Os hábitos de consumo no Brasil
Enviada em 18/09/2021
A produção ficcional brasileira “Até que a sorte nos separe” retrata a história de um homem que ganhou na loteria mas perdeu tudo devido ao consumo exagerado. Nesse cenário, cabe pontuar que fatores como a falta de educação financeira, assim como a extrema pobreza configuram-se como impulsionadores dessa problemática no Brasil.
Nesse sentido, durante a quebra da bolsa de valores de Nova York, em 1929 - colapso econômico motivado pela grande oferta de crédito à população - os indivíduos norte-americanos foram obrigados a lidarem melhor com o dinheiro. Todavia, a negligência do Estado impede que a população brasileira tenha acesso à uma devida educação financeira, deixando a sociedade à mercê de uma crise monetária.
Ademais, a dificuldade para promoção do consumo consciente decorre da escassez histórica de dinheiro.
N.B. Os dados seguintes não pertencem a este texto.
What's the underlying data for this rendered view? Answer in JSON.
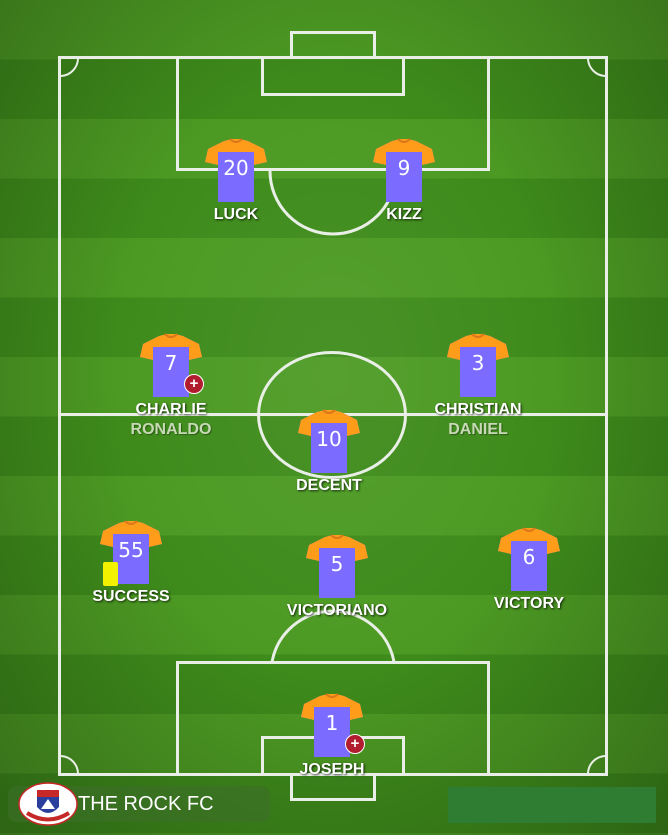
{
  "team": {
    "name": "THE ROCK FC",
    "logo_icon": "club-crest-icon"
  },
  "kit": {
    "body_color": "#7b6cff",
    "sleeve_color": "#ff9c1a",
    "number_color": "#ffffff"
  },
  "pitch": {
    "grass_light": "#4c9a23",
    "grass_dark": "#3e8b1b",
    "line_color": "#e9efe6"
  },
  "players": [
    {
      "id": "luck",
      "number": "20",
      "name": "LUCK",
      "sub": "",
      "injury": false,
      "yellow_card": false
    },
    {
      "id": "kizz",
      "number": "9",
      "name": "KIZZ",
      "sub": "",
      "injury": false,
      "yellow_card": false
    },
    {
      "id": "charlie",
      "number": "7",
      "name": "CHARLIE",
      "sub": "RONALDO",
      "injury": true,
      "yellow_card": false
    },
    {
      "id": "christian",
      "number": "3",
      "name": "CHRISTIAN",
      "sub": "DANIEL",
      "injury": false,
      "yellow_card": false
    },
    {
      "id": "decent",
      "number": "10",
      "name": "DECENT",
      "sub": "",
      "injury": false,
      "yellow_card": false
    },
    {
      "id": "success",
      "number": "55",
      "name": "SUCCESS",
      "sub": "",
      "injury": false,
      "yellow_card": true
    },
    {
      "id": "victoriano",
      "number": "5",
      "name": "VICTORIANO",
      "sub": "",
      "injury": false,
      "yellow_card": false
    },
    {
      "id": "victory",
      "number": "6",
      "name": "VICTORY",
      "sub": "",
      "injury": false,
      "yellow_card": false
    },
    {
      "id": "joseph",
      "number": "1",
      "name": "JOSEPH",
      "sub": "",
      "injury": true,
      "yellow_card": false
    }
  ],
  "icons": {
    "injury": "medical-cross-icon",
    "card": "yellow-card-icon"
  }
}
A esse respeito, desde o século XVI - marcado pela colônia de exploração - a população brasileira acostumou-se a viver com poucos recursos devido a profunda desigualdade de renda no país. Com efeito, é inviável a sociedade brasileira ter o planejamento financeiro como prioridade quando não há o que se administrar.
Dado o exposto, medidas sociais são necessárias para resolver o impasse. É preciso, portanto, que o Ministério da Educação forneça educação financeira para crianças e adolescentes por meio da adição de uma disciplina de gestão financeira à Base Nacional Comum Curricular - além de promover palestras para a população adulta, a fim de evitar uma possível crise econômica. Somente assim, o filme “Até que a sorte nos separe” não se tornará uma realidade no Brasil.